The idea of taste is powerful, and perfectly valid, but it’s very much about class-based cultural pecking orders. It’s fun to engage in, but we shouldn’t take it too seriously, or we end up blinded by our bigotry. Designing for taste is about understanding those pecking orders well enough to play them, manipulate them. But taking them too seriously means you’ve gone native and lost perspective.
What I would hope is that, at least among people who collaborate to create products for “user experiences” we could all be a little more self aware about this issue, and not look down our noses at someone who doesn’t seem to have the right “designer breeding.” We live in an age where genius work can come from anywhere and anyone, because the materials and possibilities are so explosively new.
So can we please stop taking the words “design” and “designer” hostage? Can we at least admit that “taste” is a specialized design problem, but is not an essential element of all design? And the converse is necessary as well: can UX folks who normally eschew all aesthetics admit the power of stylistic choice in design, and understand it has a place at the table too? At some point, it would be great for people to get over these silly orthodoxies and prejudices, because there is so much stuff that still needs to be designed well. Let’s get over ourselves, and just focus on making shit that works.

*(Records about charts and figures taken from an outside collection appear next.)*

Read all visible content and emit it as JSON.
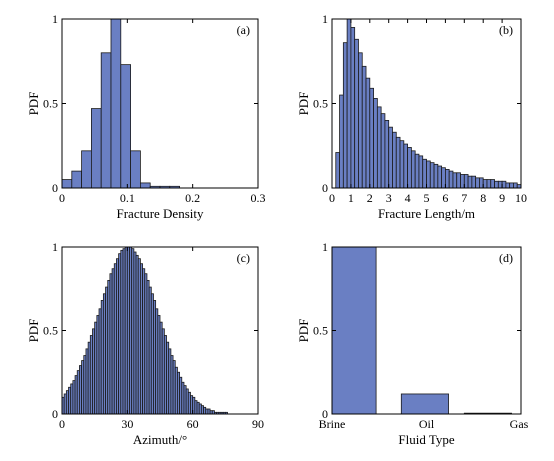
{
  "chart_data": [
    {
      "panel": "(a)",
      "type": "bar",
      "xlabel": "Fracture Density",
      "ylabel": "PDF",
      "xlim": [
        0,
        0.3
      ],
      "ylim": [
        0,
        1
      ],
      "xticks": [
        "0",
        "0.1",
        "0.2",
        "0.3"
      ],
      "yticks": [
        "0",
        "0.5",
        "1"
      ],
      "bin_width": 0.015,
      "bins": [
        0.0,
        0.015,
        0.03,
        0.045,
        0.06,
        0.075,
        0.09,
        0.105,
        0.12,
        0.135,
        0.15,
        0.165,
        0.18,
        0.195
      ],
      "values": [
        0.05,
        0.1,
        0.22,
        0.47,
        0.8,
        1.0,
        0.73,
        0.22,
        0.03,
        0.01,
        0.01,
        0.01,
        0.0,
        0.0
      ]
    },
    {
      "panel": "(b)",
      "type": "bar",
      "xlabel": "Fracture Length/m",
      "ylabel": "PDF",
      "xlim": [
        0,
        10
      ],
      "ylim": [
        0,
        1
      ],
      "xticks": [
        "0",
        "1",
        "2",
        "3",
        "4",
        "5",
        "6",
        "7",
        "8",
        "9",
        "10"
      ],
      "yticks": [
        "0",
        "0.5",
        "1"
      ],
      "bin_width": 0.2,
      "bins_start": 0.2,
      "values": [
        0.21,
        0.55,
        0.86,
        1.0,
        0.95,
        0.88,
        0.8,
        0.72,
        0.65,
        0.59,
        0.53,
        0.48,
        0.44,
        0.4,
        0.36,
        0.33,
        0.3,
        0.28,
        0.26,
        0.24,
        0.22,
        0.2,
        0.19,
        0.17,
        0.16,
        0.15,
        0.14,
        0.13,
        0.12,
        0.11,
        0.1,
        0.09,
        0.09,
        0.08,
        0.08,
        0.07,
        0.07,
        0.06,
        0.06,
        0.05,
        0.05,
        0.05,
        0.04,
        0.04,
        0.04,
        0.03,
        0.03,
        0.03,
        0.02
      ]
    },
    {
      "panel": "(c)",
      "type": "bar",
      "xlabel": "Azimuth/°",
      "ylabel": "PDF",
      "xlim": [
        0,
        90
      ],
      "ylim": [
        0,
        1
      ],
      "xticks": [
        "0",
        "30",
        "60",
        "90"
      ],
      "yticks": [
        "0",
        "0.5",
        "1"
      ],
      "bin_width": 1,
      "values": [
        0.1,
        0.12,
        0.14,
        0.16,
        0.18,
        0.2,
        0.23,
        0.26,
        0.29,
        0.32,
        0.35,
        0.39,
        0.43,
        0.47,
        0.51,
        0.55,
        0.59,
        0.63,
        0.68,
        0.72,
        0.76,
        0.8,
        0.84,
        0.87,
        0.9,
        0.93,
        0.96,
        0.98,
        0.99,
        1.0,
        1.0,
        1.0,
        0.99,
        0.97,
        0.95,
        0.93,
        0.9,
        0.87,
        0.84,
        0.8,
        0.76,
        0.72,
        0.68,
        0.63,
        0.59,
        0.55,
        0.51,
        0.47,
        0.43,
        0.39,
        0.35,
        0.32,
        0.28,
        0.25,
        0.22,
        0.19,
        0.17,
        0.15,
        0.13,
        0.11,
        0.1,
        0.08,
        0.07,
        0.06,
        0.05,
        0.04,
        0.03,
        0.03,
        0.02,
        0.02,
        0.01,
        0.01,
        0.01,
        0.01,
        0.01,
        0.01,
        0.0,
        0.0
      ]
    },
    {
      "panel": "(d)",
      "type": "bar",
      "xlabel": "Fluid Type",
      "ylabel": "PDF",
      "ylim": [
        0,
        1
      ],
      "yticks": [
        "0",
        "0.5",
        "1"
      ],
      "categories": [
        "Brine",
        "Oil",
        "Gas"
      ],
      "values": [
        1.0,
        0.12,
        0.005
      ]
    }
  ],
  "colors": {
    "bar_fill": "#6a7fc3",
    "bar_edge": "#1a1a1a",
    "axis": "#000000"
  }
}
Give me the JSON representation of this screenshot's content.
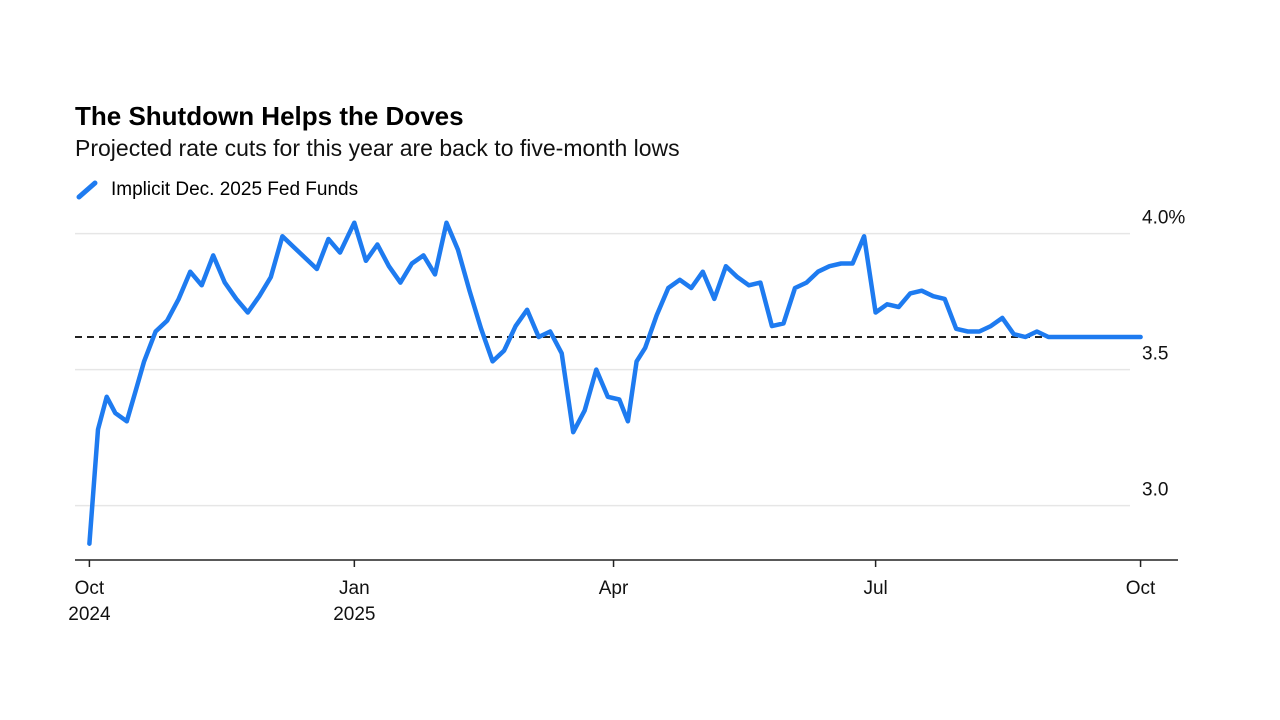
{
  "chart_data": {
    "type": "line",
    "title": "The Shutdown Helps the Doves",
    "subtitle": "Projected rate cuts for this year are back to five-month lows",
    "series": [
      {
        "name": "Implicit Dec. 2025 Fed Funds",
        "color": "#1e7bf0",
        "x": [
          "2024-10-01",
          "2024-10-04",
          "2024-10-07",
          "2024-10-10",
          "2024-10-14",
          "2024-10-17",
          "2024-10-20",
          "2024-10-24",
          "2024-10-28",
          "2024-11-01",
          "2024-11-05",
          "2024-11-09",
          "2024-11-13",
          "2024-11-17",
          "2024-11-21",
          "2024-11-25",
          "2024-11-29",
          "2024-12-03",
          "2024-12-07",
          "2024-12-11",
          "2024-12-15",
          "2024-12-19",
          "2024-12-23",
          "2024-12-27",
          "2025-01-01",
          "2025-01-05",
          "2025-01-09",
          "2025-01-13",
          "2025-01-17",
          "2025-01-21",
          "2025-01-25",
          "2025-01-29",
          "2025-02-02",
          "2025-02-06",
          "2025-02-10",
          "2025-02-14",
          "2025-02-18",
          "2025-02-22",
          "2025-02-26",
          "2025-03-02",
          "2025-03-06",
          "2025-03-10",
          "2025-03-14",
          "2025-03-18",
          "2025-03-22",
          "2025-03-26",
          "2025-03-30",
          "2025-04-03",
          "2025-04-06",
          "2025-04-09",
          "2025-04-12",
          "2025-04-16",
          "2025-04-20",
          "2025-04-24",
          "2025-04-28",
          "2025-05-02",
          "2025-05-06",
          "2025-05-10",
          "2025-05-14",
          "2025-05-18",
          "2025-05-22",
          "2025-05-26",
          "2025-05-30",
          "2025-06-03",
          "2025-06-07",
          "2025-06-11",
          "2025-06-15",
          "2025-06-19",
          "2025-06-23",
          "2025-06-27",
          "2025-07-01",
          "2025-07-05",
          "2025-07-09",
          "2025-07-13",
          "2025-07-17",
          "2025-07-21",
          "2025-07-25",
          "2025-07-29",
          "2025-08-02",
          "2025-08-06",
          "2025-08-10",
          "2025-08-14",
          "2025-08-18",
          "2025-08-22",
          "2025-08-26",
          "2025-08-30",
          "2025-09-03",
          "2025-09-07",
          "2025-09-11",
          "2025-09-15",
          "2025-09-19",
          "2025-09-23",
          "2025-09-27",
          "2025-10-01"
        ],
        "y": [
          2.86,
          3.28,
          3.4,
          3.34,
          3.31,
          3.42,
          3.53,
          3.64,
          3.68,
          3.76,
          3.86,
          3.81,
          3.92,
          3.82,
          3.76,
          3.71,
          3.77,
          3.84,
          3.99,
          3.95,
          3.91,
          3.87,
          3.98,
          3.93,
          4.04,
          3.9,
          3.96,
          3.88,
          3.82,
          3.89,
          3.92,
          3.85,
          4.04,
          3.94,
          3.79,
          3.65,
          3.53,
          3.57,
          3.66,
          3.72,
          3.62,
          3.64,
          3.56,
          3.27,
          3.35,
          3.5,
          3.4,
          3.39,
          3.31,
          3.53,
          3.58,
          3.7,
          3.8,
          3.83,
          3.8,
          3.86,
          3.76,
          3.88,
          3.84,
          3.81,
          3.82,
          3.66,
          3.67,
          3.8,
          3.82,
          3.86,
          3.88,
          3.89,
          3.89,
          3.99,
          3.71,
          3.74,
          3.73,
          3.78,
          3.79,
          3.77,
          3.76,
          3.65,
          3.64,
          3.64,
          3.66,
          3.69,
          3.63,
          3.62,
          3.64,
          3.62,
          3.62,
          3.62,
          3.62,
          3.62,
          3.62,
          3.62,
          3.62,
          3.62
        ]
      }
    ],
    "reference_line": {
      "y": 3.62,
      "style": "dashed"
    },
    "x_ticks": [
      {
        "value": "2024-10-01",
        "line1": "Oct",
        "line2": "2024"
      },
      {
        "value": "2025-01-01",
        "line1": "Jan",
        "line2": "2025"
      },
      {
        "value": "2025-04-01",
        "line1": "Apr",
        "line2": ""
      },
      {
        "value": "2025-07-01",
        "line1": "Jul",
        "line2": ""
      },
      {
        "value": "2025-10-01",
        "line1": "Oct",
        "line2": ""
      }
    ],
    "y_ticks": [
      {
        "value": 4.0,
        "label": "4.0%"
      },
      {
        "value": 3.5,
        "label": "3.5"
      },
      {
        "value": 3.0,
        "label": "3.0"
      }
    ],
    "ylim": [
      2.8,
      4.05
    ],
    "xlim": [
      "2024-09-26",
      "2025-10-14"
    ],
    "grid": true,
    "legend_position": "top-left"
  }
}
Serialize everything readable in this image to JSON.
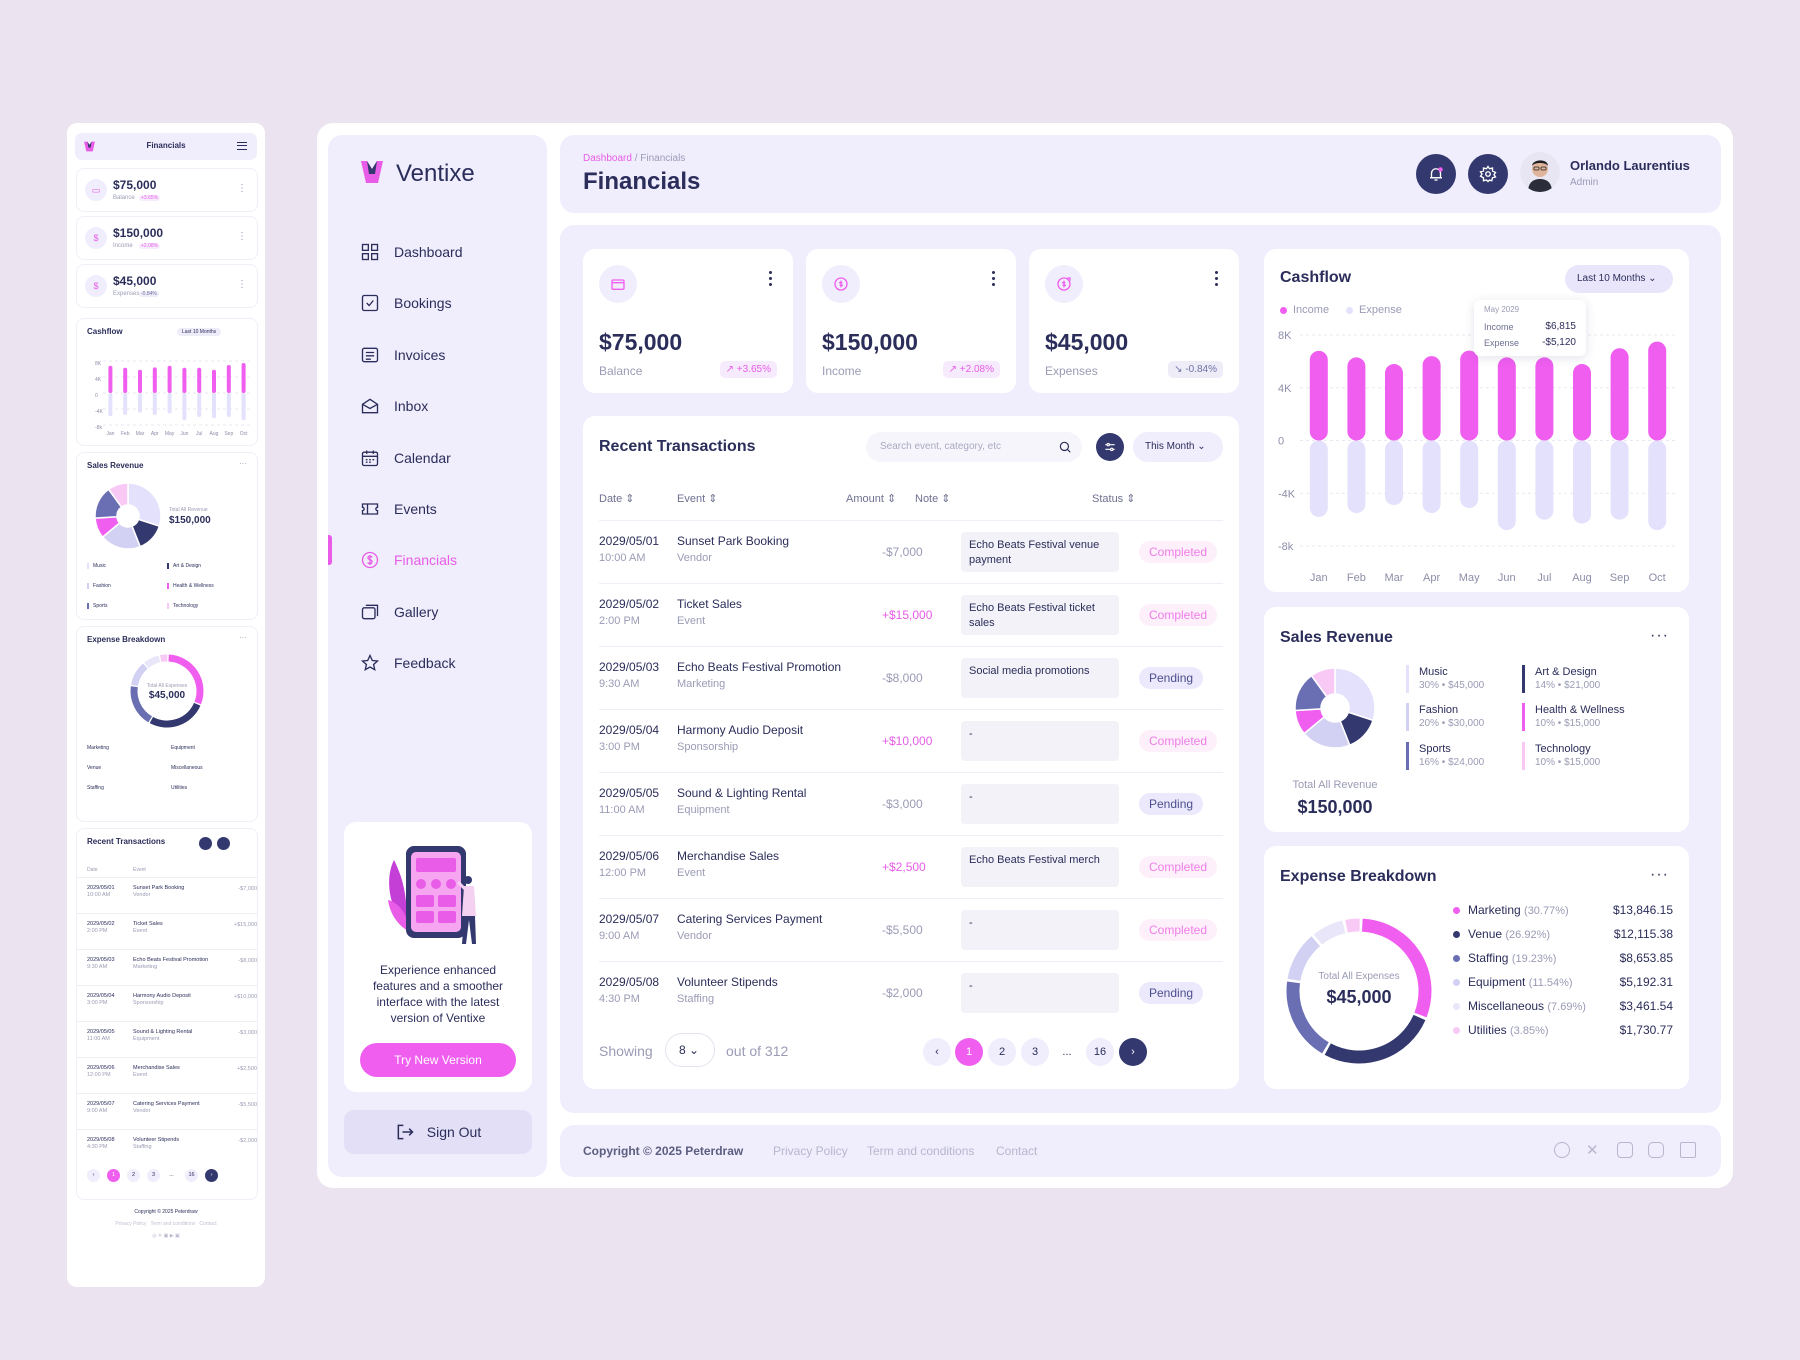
{
  "app": {
    "name": "Ventixe"
  },
  "colors": {
    "accent": "#f05ef0",
    "dark": "#33386e",
    "panel": "#f0edfd",
    "muted": "#9a9bb5"
  },
  "mobile": {
    "title": "Financials",
    "stats": [
      {
        "value": "$75,000",
        "label": "Balance",
        "change": "+3.65%"
      },
      {
        "value": "$150,000",
        "label": "Income",
        "change": "+2.08%"
      },
      {
        "value": "$45,000",
        "label": "Expenses",
        "change": "-0.84%"
      }
    ],
    "cashflow_title": "Cashflow",
    "range": "Last 10 Months",
    "sales_title": "Sales Revenue",
    "sales_total_label": "Total All Revenue",
    "sales_total": "$150,000",
    "expense_title": "Expense Breakdown",
    "expense_total_label": "Total All Expenses",
    "expense_total": "$45,000",
    "tx_title": "Recent Transactions",
    "copyright": "Copyright © 2025 Peterdraw",
    "links": "Privacy Policy   Term and conditions   Contact"
  },
  "nav": {
    "items": [
      {
        "label": "Dashboard",
        "icon": "grid-icon"
      },
      {
        "label": "Bookings",
        "icon": "checkbox-icon"
      },
      {
        "label": "Invoices",
        "icon": "invoice-icon"
      },
      {
        "label": "Inbox",
        "icon": "envelope-icon"
      },
      {
        "label": "Calendar",
        "icon": "calendar-icon"
      },
      {
        "label": "Events",
        "icon": "ticket-icon"
      },
      {
        "label": "Financials",
        "icon": "dollar-icon"
      },
      {
        "label": "Gallery",
        "icon": "gallery-icon"
      },
      {
        "label": "Feedback",
        "icon": "star-icon"
      }
    ],
    "active": "Financials"
  },
  "promo": {
    "text": "Experience enhanced features and a smoother interface with the latest version of Ventixe",
    "button": "Try New Version"
  },
  "signout": "Sign Out",
  "header": {
    "breadcrumb_root": "Dashboard",
    "breadcrumb_sep": "/",
    "breadcrumb_current": "Financials",
    "title": "Financials",
    "user_name": "Orlando Laurentius",
    "user_role": "Admin"
  },
  "stats": [
    {
      "value": "$75,000",
      "label": "Balance",
      "change": "+3.65%",
      "icon": "wallet-icon"
    },
    {
      "value": "$150,000",
      "label": "Income",
      "change": "+2.08%",
      "icon": "income-icon"
    },
    {
      "value": "$45,000",
      "label": "Expenses",
      "change": "-0.84%",
      "icon": "expense-icon"
    }
  ],
  "transactions": {
    "title": "Recent Transactions",
    "search_placeholder": "Search event, category, etc",
    "period": "This Month",
    "columns": [
      "Date",
      "Event",
      "Amount",
      "Note",
      "Status"
    ],
    "rows": [
      {
        "date": "2029/05/01",
        "time": "10:00 AM",
        "event": "Sunset Park Booking",
        "category": "Vendor",
        "amount": "-$7,000",
        "note": "Echo Beats Festival venue payment",
        "status": "Completed"
      },
      {
        "date": "2029/05/02",
        "time": "2:00 PM",
        "event": "Ticket Sales",
        "category": "Event",
        "amount": "+$15,000",
        "note": "Echo Beats Festival ticket sales",
        "status": "Completed"
      },
      {
        "date": "2029/05/03",
        "time": "9:30 AM",
        "event": "Echo Beats Festival Promotion",
        "category": "Marketing",
        "amount": "-$8,000",
        "note": "Social media promotions",
        "status": "Pending"
      },
      {
        "date": "2029/05/04",
        "time": "3:00 PM",
        "event": "Harmony Audio Deposit",
        "category": "Sponsorship",
        "amount": "+$10,000",
        "note": "-",
        "status": "Completed"
      },
      {
        "date": "2029/05/05",
        "time": "11:00 AM",
        "event": "Sound & Lighting Rental",
        "category": "Equipment",
        "amount": "-$3,000",
        "note": "-",
        "status": "Pending"
      },
      {
        "date": "2029/05/06",
        "time": "12:00 PM",
        "event": "Merchandise Sales",
        "category": "Event",
        "amount": "+$2,500",
        "note": "Echo Beats Festival merch",
        "status": "Completed"
      },
      {
        "date": "2029/05/07",
        "time": "9:00 AM",
        "event": "Catering Services Payment",
        "category": "Vendor",
        "amount": "-$5,500",
        "note": "-",
        "status": "Completed"
      },
      {
        "date": "2029/05/08",
        "time": "4:30 PM",
        "event": "Volunteer Stipends",
        "category": "Staffing",
        "amount": "-$2,000",
        "note": "-",
        "status": "Pending"
      }
    ],
    "showing_label": "Showing",
    "per_page": "8",
    "out_of": "out of 312",
    "pages": [
      "1",
      "2",
      "3",
      "...",
      "16"
    ]
  },
  "cashflow": {
    "title": "Cashflow",
    "range": "Last 10 Months",
    "legend": [
      "Income",
      "Expense"
    ],
    "tooltip": {
      "month": "May 2029",
      "income_label": "Income",
      "income": "$6,815",
      "expense_label": "Expense",
      "expense": "-$5,120"
    }
  },
  "sales": {
    "title": "Sales Revenue",
    "total_label": "Total All Revenue",
    "total": "$150,000",
    "items": [
      {
        "name": "Music",
        "detail": "30% • $45,000",
        "color": "#e3e1fb"
      },
      {
        "name": "Art & Design",
        "detail": "14% • $21,000",
        "color": "#33386e"
      },
      {
        "name": "Fashion",
        "detail": "20% • $30,000",
        "color": "#d3d1f3"
      },
      {
        "name": "Health & Wellness",
        "detail": "10% • $15,000",
        "color": "#f05ef0"
      },
      {
        "name": "Sports",
        "detail": "16% • $24,000",
        "color": "#6a6fb3"
      },
      {
        "name": "Technology",
        "detail": "10% • $15,000",
        "color": "#f9c9f6"
      }
    ]
  },
  "expenses": {
    "title": "Expense Breakdown",
    "total_label": "Total All Expenses",
    "total": "$45,000",
    "items": [
      {
        "name": "Marketing",
        "pct": "(30.77%)",
        "value": "$13,846.15",
        "color": "#f05ef0"
      },
      {
        "name": "Venue",
        "pct": "(26.92%)",
        "value": "$12,115.38",
        "color": "#33386e"
      },
      {
        "name": "Staffing",
        "pct": "(19.23%)",
        "value": "$8,653.85",
        "color": "#6a6fb3"
      },
      {
        "name": "Equipment",
        "pct": "(11.54%)",
        "value": "$5,192.31",
        "color": "#d3d1f3"
      },
      {
        "name": "Miscellaneous",
        "pct": "(7.69%)",
        "value": "$3,461.54",
        "color": "#e8e6f8"
      },
      {
        "name": "Utilities",
        "pct": "(3.85%)",
        "value": "$1,730.77",
        "color": "#f9c9f6"
      }
    ]
  },
  "footer": {
    "copyright": "Copyright © 2025 Peterdraw",
    "links": [
      "Privacy Policy",
      "Term and conditions",
      "Contact"
    ],
    "social": [
      "facebook-icon",
      "x-icon",
      "instagram-icon",
      "youtube-icon",
      "linkedin-icon"
    ]
  },
  "chart_data": {
    "type": "bar",
    "title": "Cashflow",
    "categories": [
      "Jan",
      "Feb",
      "Mar",
      "Apr",
      "May",
      "Jun",
      "Jul",
      "Aug",
      "Sep",
      "Oct"
    ],
    "series": [
      {
        "name": "Income",
        "values": [
          6800,
          6300,
          5800,
          6400,
          6815,
          6300,
          6300,
          5800,
          7000,
          7500
        ],
        "color": "#f05ef0"
      },
      {
        "name": "Expense",
        "values": [
          -5800,
          -5500,
          -4900,
          -5500,
          -5120,
          -6800,
          -6000,
          -6300,
          -6000,
          -6800
        ],
        "color": "#e3e1fb"
      }
    ],
    "yticks": [
      "8K",
      "4K",
      "0",
      "-4K",
      "-8k"
    ],
    "ylim": [
      -8000,
      8000
    ],
    "legend": "top-left",
    "grid": true
  }
}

Does it function? Does it work well for the people who use it? Is it an elegant solution, in the mathematical sense of elegance? Does it fit the contours of human engagement and use?
“Taste” will always be with us. There will always be a pecking order of those who have the knack or the background and those who don’t. I’d just like to see more of us understand and admit that it’s only one (sometimes optional) factor in what makes a great design or designer.
**Disclaimer: don’t get me wrong; this is not a rant against Michael Bierut; his comment just reminded me that I’ve run across this thought among a *lot* of designers from the (for lack of better label) AIGA / Comm Arts cultural strand. I think sizing up someone’s “taste” is a perfectly valid concept in its place.